Dasatinib, which has been shown to potently inhibit CAR-T cell
activation and anti-tumor function (see, Weber et al., Blood Adv,
2019), was used as a positive control for suppression of
CD69/CD107a. Five independent experiments were conducted, wherein
different combinations of novel compounds were tested at various
dose-titrated concentrations (FIGS. 1-5), and a summary of these
experiments is shown in FIG. 6.
[0145] Of the 27 novel compounds tested, 13 induced measurable
suppression of CD69 and CD107a at the highest tested concentration
of 10 uM, and 8 (EB1P083, EB1P084, EB1P085, EB1P086, EB1P088,
EB1P089, EB1P090, EB1P091, EB2P067) induced measurable suppression
at 1 uM. Of those, EB1P084, EB1P085, EB1P088, EB1P089, and EB2P067
exhibited the greatest potency at the 1 uM concentration compared
to others.
Production of Human CAR-T Cells
[0146] Primary human T cells were isolated using the RosetteSep
Human T cell Enrichment kit (Stem Cell Technologies) and
cryopreserved. T cells were thawed and activated with Human
T-Expander CD3/CD28 Dynabeads (Gibco) at 3:1 bead:cell ratio in
complete medium (AIMV supplemented with 5% FBS, 10 mM HEPES, 2 mM
GlutaMAX, 100 U/mL penicillin (Gibco), and 100 U/mL (Peprotech)).
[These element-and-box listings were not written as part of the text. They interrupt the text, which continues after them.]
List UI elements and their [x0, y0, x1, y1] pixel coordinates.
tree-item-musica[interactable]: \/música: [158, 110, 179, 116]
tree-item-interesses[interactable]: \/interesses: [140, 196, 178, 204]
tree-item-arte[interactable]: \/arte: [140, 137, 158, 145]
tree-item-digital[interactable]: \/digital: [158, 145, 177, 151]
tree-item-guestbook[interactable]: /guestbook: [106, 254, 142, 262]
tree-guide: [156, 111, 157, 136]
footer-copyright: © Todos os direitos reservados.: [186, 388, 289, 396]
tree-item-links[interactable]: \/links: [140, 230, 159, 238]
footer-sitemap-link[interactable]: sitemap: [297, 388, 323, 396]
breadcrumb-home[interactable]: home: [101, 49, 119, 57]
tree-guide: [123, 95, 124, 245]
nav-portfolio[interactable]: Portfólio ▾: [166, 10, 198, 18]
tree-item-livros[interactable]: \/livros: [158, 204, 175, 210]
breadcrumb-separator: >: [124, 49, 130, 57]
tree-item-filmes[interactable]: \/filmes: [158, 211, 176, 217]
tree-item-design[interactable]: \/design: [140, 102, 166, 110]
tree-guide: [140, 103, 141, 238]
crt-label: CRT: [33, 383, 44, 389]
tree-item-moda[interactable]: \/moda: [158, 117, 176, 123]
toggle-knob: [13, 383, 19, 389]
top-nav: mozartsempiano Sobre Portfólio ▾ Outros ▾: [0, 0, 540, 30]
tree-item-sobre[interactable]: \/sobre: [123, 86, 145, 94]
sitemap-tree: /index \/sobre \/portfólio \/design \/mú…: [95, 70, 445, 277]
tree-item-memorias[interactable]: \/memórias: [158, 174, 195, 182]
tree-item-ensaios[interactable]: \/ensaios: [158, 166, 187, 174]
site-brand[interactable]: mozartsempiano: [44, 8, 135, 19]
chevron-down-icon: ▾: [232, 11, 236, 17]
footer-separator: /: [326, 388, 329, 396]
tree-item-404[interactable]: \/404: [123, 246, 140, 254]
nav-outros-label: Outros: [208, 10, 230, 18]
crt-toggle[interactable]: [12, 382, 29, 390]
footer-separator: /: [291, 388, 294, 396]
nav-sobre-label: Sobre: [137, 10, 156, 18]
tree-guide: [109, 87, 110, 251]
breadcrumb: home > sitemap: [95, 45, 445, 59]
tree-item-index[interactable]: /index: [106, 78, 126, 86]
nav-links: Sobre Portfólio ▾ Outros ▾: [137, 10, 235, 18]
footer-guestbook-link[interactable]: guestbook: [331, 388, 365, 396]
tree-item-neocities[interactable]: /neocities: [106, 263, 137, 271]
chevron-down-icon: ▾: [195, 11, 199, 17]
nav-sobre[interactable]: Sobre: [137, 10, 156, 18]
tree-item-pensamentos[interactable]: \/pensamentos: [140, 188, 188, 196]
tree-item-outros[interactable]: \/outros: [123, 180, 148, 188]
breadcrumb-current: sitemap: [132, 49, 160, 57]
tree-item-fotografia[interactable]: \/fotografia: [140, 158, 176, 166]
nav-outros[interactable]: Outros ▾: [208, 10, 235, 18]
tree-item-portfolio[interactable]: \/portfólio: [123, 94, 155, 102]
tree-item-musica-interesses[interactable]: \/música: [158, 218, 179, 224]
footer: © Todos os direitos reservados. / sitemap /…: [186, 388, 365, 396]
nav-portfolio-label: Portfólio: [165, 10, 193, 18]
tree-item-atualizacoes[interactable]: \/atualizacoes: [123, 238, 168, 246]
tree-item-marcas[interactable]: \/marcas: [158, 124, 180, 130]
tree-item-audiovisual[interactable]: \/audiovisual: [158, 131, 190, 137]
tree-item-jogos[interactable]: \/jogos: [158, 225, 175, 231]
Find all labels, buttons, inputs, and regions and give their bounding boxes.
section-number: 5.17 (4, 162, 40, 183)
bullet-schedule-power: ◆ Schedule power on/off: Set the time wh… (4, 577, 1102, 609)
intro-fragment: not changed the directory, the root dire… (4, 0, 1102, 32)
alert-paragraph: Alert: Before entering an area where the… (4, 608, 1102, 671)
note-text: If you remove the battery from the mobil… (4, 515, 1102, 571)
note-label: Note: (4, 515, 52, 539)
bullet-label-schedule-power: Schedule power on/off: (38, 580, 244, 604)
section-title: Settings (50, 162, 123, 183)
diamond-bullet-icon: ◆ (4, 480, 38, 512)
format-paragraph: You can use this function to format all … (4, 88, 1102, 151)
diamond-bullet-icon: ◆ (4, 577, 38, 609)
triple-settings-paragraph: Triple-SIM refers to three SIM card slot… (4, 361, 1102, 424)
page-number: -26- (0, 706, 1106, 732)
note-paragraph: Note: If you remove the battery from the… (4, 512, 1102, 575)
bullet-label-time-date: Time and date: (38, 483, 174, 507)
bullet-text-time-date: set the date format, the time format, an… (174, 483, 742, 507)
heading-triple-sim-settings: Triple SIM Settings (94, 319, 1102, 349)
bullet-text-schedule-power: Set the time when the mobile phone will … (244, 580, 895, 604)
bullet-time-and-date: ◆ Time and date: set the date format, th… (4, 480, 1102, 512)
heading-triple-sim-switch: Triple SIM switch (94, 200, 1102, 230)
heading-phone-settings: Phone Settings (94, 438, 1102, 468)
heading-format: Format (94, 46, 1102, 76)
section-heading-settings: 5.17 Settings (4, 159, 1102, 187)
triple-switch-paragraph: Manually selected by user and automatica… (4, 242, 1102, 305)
T
cells were transduced with retroviral vector on days 2 and 3
post-activation and maintained at 0.5-1.times.10.sup.6 cells/mL as
previously described (see, Long et al., Nat. Med., 2015).
Intracellular Cytokine Staining
[0147] CD19.28.zeta. CAR-T cells were cultured with dasatinib or
new compounds for 24 hr prior to and for the duration of co-culture
with Nalm6 cells stably expressing GFP and luciferase (Nalm6-GL). T
cells were co-cultured with Nalm-6GL for 6 hours at a 1:1
effector:target ratio with Nalm6-GL in the presence of 1.times.
monensin (eBioscience) and 1 uL/test CD107a antibody (BV605, Clone
H4A3, BioLegend). Cells were washed and stained for CAR (anti-FMC63
idiotype antibody), live/dead, and anti-CD69(BV421 or PE, Clone
FN50, Biolegend) for 30 minutes at 4 C. Cells were washed and
prepared for analysis on a BD Fortessa cytometery running FACSDiva
software.
[0148] Having now fully described the invention, it will be
understood by those of skill in the art that the same can be
performed within a wide and equivalent range of conditions,
formulations, and other parameters without affecting the scope of
the invention or any embodiment thereof. All patents, patent
applications and publications cited herein are fully incorporated
by reference herein in their entirety.
INCORPORATION BY REFERENCE
[0149] The entire disclosure of each of the patent documents and
scientific articles referred to herein is incorporated by reference
for all purposes.
EQUIVALENTS
[0150] The invention may be embodied in other specific forms
without departing from the spirit or essential characteristics
thereof. The foregoing embodiments are therefore to be considered
in all respects illustrative rather than limiting the invention
described herein. Scope of the invention is thus indicated by the
appended claims rather than by the foregoing description, and all
changes that come within the meaning and range of equivalency of
the claims are intended to be embraced therein.